Many conduct disorders in children are comorbid with ADHD. Autism Spectrum Disorder (ASD), one of the comorbid disorders, is a disorder that should not be confused with ADHD, although it shares features such as inability to pay attention, social dysfunction, and difficulty in controlling impulsive behaviors. Individuals with ASD show these symptoms due to the difficulties they experience in adapting to external conditions and are also exposed to the consequences arising from these symptoms due to the difficulties mentioned. In individuals with ADHD, this is due to impulsivity. Oppositional Defiant Disorder (ODD) is another disorder comorbid with ADHD. A negative and hostile opposition to the rules and the wishes of others is observed in individuals diagnosed with ODD. This situation should not be confused with the problem of not being able to fulfill the task that is seen in individuals diagnosed with ADHD.

The age of the child diagnosed is an important factor in the treatment of ADHD. While behavioral therapy is recommended in the presence of parents and teachers in preschool children, drug use is more preferred in school-age children. Since it is a neurological disorder, stimulant drugs are very effective in reducing ADHD symptoms. Despite this competence, drug use is a worrying situation for parents and is sometimes not preferred.

Most parents who do not want their children to use drugs turn to alternative treatment methods. A number of alternative methods can give positive results, provided that they are not used as a stand-alone treatment method. Among these alternative methods is the method of removing or restricting certain items from the daily diet of children. Millichap and Yee (2012) studied the relationship between ADHD and eating habits in the context of causality and treatment, stating that it is a controversial issue in the literature. In the studies examined in the literature review, a nutritional list consisting of additives, salicylate, ketogenic substance, fatty acid-free and sugar-restricted foods was used. On the other hand, the list includes foods with OMEGA 3 and 6 supplements.

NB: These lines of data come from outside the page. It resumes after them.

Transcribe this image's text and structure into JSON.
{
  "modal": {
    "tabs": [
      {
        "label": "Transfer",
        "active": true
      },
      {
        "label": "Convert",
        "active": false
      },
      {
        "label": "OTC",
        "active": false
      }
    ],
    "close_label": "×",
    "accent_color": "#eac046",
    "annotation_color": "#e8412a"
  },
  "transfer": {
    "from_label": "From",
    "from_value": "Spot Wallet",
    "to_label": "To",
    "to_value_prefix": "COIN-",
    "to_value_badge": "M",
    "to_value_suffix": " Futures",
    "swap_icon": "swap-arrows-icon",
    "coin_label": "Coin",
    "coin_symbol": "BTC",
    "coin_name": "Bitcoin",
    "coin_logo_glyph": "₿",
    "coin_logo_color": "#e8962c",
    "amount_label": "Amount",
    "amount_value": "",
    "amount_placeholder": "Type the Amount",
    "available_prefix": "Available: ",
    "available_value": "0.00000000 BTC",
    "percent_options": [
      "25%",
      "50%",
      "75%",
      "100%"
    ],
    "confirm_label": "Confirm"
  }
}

Children with ADHD symptoms who took OMEGA 3 and 6 supplements showed an improvement in the three-month period, while no change was observed in the control group who did not take this supplement. When the relationship between ADHD and sugar consumption was examined, it was found that sugar consumption did not cause aggression in individuals, but prolonged the duration of aggression. Iron and zinc deficiency have also been found to be associated with ADHD. At the end of the study, diets with supportive (like OMEGA 3 and 6) nutrients among the investigated diets were found to be suitable instead of a diet without additives, as they are easier and less costly to implement for parents.

REFERENCES

American Psychiatric Association. (2013). Diagnostic and statistical manual of mental disorders (DSM-5) . American Psychiatric Pub.

Attention-Deficit, SO (2011). ADHD: clinical practice guideline for the diagnosis, evaluation, and treatment of attention-deficit/hyperactivity disorder in children and adolescents. Pediatrics, peds-2011.

Millichap, JG, & Yee, MM (2012). The diet factor in attention-deficit/hyperactivity disorder. Pediatrics, 129(2), 330-337.